Limitations on “Me Too” Evidence

Despite the Ninth Circuit’s reasoning that conflicting “me too” evidence from the other employees (supervisors) of the defendant was more probative than not to withstand a motion for summary judgment, Section leaders caution that such evidence has potential admissibility limitations. “Relevancy is likely to be an important factor in determining the admissibility of ‘me too’ evidence, that is, whether the evidence tends to make a consequential fact more or less probable,” offers Jerry M. Cutler, New York, NY, cochair of the Section’s Employment & Labor Relations Law Committee.

To determine relevancy of “me too” evidence, Cutler continues, courts will have to “make a fact-based assessment as to whether the circumstances surrounding the dismissal of other employees are similar to those alleged by the plaintiff, what role the supervisor played in the employment action being challenged, the temporal and/or geographical proximity of the evidence, whether the employees were similarly situated in relevant respects, and the nature of each employee's allegations. Courts will also need to consider whether relevant evidence should nonetheless be excluded if its probative value is outweighed by the danger of unfair prejudice.”
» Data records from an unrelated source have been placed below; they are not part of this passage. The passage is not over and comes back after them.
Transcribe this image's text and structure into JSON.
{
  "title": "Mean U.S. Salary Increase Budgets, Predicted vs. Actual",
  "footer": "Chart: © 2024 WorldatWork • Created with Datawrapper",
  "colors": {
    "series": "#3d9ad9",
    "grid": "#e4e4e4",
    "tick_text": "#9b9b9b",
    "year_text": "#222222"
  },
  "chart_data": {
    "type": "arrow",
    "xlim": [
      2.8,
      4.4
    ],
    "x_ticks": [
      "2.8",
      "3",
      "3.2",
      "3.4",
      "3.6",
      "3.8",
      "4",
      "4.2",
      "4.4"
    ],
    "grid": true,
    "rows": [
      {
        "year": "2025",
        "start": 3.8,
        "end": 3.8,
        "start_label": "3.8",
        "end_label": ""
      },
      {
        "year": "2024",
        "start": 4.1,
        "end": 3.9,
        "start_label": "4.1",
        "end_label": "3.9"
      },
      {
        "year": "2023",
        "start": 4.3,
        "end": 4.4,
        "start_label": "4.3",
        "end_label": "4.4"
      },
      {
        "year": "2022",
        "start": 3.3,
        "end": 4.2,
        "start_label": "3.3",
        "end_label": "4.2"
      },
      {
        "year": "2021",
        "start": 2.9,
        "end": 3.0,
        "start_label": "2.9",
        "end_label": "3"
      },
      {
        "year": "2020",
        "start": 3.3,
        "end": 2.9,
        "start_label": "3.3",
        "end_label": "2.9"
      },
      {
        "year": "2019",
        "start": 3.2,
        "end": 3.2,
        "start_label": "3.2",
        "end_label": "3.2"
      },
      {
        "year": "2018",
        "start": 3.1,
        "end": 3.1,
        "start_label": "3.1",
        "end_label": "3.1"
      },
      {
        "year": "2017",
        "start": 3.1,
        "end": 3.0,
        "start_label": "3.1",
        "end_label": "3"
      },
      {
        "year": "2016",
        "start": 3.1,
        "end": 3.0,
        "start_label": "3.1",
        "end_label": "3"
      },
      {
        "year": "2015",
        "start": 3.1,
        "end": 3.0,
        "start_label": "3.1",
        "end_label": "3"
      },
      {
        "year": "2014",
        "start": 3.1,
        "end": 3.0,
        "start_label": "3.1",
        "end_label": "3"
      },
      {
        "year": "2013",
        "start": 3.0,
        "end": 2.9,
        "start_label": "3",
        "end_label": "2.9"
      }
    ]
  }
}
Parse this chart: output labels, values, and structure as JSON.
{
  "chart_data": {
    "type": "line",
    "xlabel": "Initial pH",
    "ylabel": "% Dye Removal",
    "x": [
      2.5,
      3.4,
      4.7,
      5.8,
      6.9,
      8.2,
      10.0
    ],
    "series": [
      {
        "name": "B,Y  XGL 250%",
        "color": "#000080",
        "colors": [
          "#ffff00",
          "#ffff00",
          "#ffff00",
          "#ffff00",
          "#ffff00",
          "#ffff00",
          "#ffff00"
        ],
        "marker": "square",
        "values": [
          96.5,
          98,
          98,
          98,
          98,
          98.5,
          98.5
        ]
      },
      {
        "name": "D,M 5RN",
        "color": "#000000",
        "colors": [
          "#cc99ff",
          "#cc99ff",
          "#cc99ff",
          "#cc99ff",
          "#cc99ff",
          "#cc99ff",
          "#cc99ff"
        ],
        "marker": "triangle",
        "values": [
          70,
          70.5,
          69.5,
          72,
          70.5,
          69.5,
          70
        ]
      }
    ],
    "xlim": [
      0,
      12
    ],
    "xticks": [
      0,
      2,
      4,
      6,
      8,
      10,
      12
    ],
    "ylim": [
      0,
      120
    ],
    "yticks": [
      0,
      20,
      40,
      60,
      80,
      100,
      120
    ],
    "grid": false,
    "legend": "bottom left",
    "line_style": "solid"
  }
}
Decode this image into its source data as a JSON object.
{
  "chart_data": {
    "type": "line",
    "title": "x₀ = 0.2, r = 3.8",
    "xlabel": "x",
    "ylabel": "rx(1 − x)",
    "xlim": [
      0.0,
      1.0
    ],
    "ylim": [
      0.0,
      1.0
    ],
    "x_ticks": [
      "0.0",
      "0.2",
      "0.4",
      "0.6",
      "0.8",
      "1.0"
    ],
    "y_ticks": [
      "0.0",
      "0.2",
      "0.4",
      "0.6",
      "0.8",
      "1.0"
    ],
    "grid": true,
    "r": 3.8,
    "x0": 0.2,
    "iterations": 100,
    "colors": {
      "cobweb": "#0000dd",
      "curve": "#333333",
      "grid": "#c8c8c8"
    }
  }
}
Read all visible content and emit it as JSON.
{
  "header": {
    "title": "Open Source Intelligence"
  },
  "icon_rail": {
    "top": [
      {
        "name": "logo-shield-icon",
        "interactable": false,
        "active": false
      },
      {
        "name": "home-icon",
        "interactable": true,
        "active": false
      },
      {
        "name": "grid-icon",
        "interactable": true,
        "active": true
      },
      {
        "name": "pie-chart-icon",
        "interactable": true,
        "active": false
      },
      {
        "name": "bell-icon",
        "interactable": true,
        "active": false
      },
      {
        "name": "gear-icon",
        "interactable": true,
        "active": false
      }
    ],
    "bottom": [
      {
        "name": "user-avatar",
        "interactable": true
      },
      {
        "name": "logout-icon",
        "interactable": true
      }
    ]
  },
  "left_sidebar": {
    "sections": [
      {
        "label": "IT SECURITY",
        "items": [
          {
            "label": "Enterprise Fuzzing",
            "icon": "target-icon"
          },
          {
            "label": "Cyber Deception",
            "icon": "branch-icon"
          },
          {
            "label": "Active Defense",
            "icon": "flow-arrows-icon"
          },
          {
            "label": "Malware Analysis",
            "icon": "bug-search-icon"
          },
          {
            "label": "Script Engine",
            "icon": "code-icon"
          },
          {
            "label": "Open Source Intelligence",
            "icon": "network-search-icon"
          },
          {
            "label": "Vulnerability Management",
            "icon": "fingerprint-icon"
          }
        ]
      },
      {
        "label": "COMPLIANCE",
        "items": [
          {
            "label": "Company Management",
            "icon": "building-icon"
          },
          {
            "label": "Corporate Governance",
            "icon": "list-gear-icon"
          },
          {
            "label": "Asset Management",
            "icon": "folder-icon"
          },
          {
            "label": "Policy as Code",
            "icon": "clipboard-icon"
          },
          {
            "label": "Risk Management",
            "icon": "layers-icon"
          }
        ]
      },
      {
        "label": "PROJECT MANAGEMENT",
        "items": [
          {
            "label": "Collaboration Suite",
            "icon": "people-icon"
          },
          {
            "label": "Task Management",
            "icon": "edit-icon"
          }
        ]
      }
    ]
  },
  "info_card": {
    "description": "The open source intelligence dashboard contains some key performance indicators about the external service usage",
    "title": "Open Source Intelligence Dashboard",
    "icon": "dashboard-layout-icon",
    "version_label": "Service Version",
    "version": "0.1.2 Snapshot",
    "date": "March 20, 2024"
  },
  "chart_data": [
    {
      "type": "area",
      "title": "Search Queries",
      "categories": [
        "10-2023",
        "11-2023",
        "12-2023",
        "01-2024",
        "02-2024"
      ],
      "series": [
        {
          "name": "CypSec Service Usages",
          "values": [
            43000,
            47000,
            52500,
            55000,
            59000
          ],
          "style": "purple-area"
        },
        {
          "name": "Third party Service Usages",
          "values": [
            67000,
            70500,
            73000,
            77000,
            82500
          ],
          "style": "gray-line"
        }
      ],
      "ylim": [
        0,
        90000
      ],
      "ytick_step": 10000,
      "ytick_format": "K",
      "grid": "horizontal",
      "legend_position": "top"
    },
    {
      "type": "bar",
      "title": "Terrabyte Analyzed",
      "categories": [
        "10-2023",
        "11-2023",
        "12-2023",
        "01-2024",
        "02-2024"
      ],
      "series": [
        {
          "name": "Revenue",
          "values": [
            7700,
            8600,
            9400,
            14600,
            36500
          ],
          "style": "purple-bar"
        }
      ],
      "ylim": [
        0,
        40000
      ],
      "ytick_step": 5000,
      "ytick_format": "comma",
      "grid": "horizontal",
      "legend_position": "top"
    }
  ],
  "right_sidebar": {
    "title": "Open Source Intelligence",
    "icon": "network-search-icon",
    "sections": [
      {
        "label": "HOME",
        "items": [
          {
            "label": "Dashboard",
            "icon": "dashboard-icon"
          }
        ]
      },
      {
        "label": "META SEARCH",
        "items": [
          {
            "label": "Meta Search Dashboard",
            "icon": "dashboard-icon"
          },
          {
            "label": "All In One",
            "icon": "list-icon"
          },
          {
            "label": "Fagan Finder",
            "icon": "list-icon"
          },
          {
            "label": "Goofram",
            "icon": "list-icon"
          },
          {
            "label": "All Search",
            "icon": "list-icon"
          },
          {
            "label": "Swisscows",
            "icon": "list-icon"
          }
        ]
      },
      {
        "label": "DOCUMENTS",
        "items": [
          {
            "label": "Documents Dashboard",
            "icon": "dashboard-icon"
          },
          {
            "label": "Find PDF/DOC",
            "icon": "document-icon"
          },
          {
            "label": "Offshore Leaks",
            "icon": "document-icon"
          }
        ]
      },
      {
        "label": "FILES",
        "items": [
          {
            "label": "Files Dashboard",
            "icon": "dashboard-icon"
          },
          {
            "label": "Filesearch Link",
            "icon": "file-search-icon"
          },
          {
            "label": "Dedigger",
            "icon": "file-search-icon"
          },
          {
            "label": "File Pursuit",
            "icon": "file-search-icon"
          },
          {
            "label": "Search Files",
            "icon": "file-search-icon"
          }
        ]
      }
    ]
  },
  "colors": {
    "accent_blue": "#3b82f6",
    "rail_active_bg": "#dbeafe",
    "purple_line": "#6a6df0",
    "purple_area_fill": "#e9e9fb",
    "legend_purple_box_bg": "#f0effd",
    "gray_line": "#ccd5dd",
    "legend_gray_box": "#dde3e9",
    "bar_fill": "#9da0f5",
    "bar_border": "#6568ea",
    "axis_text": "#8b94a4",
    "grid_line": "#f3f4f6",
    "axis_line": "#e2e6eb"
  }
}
Pointing out another admissibility shortcoming of “me too” evidence, Jeffrey C. Brodin, Phoenix, AZ, past cochair of the Section’s Employment & Labor Relations Law Committee observes that, “such evidence should be limited to practices at that employer. The evidence may also be limited by time if evidence is offered of actions distant in time and there is no evidence of further discriminatory actions in the interim.”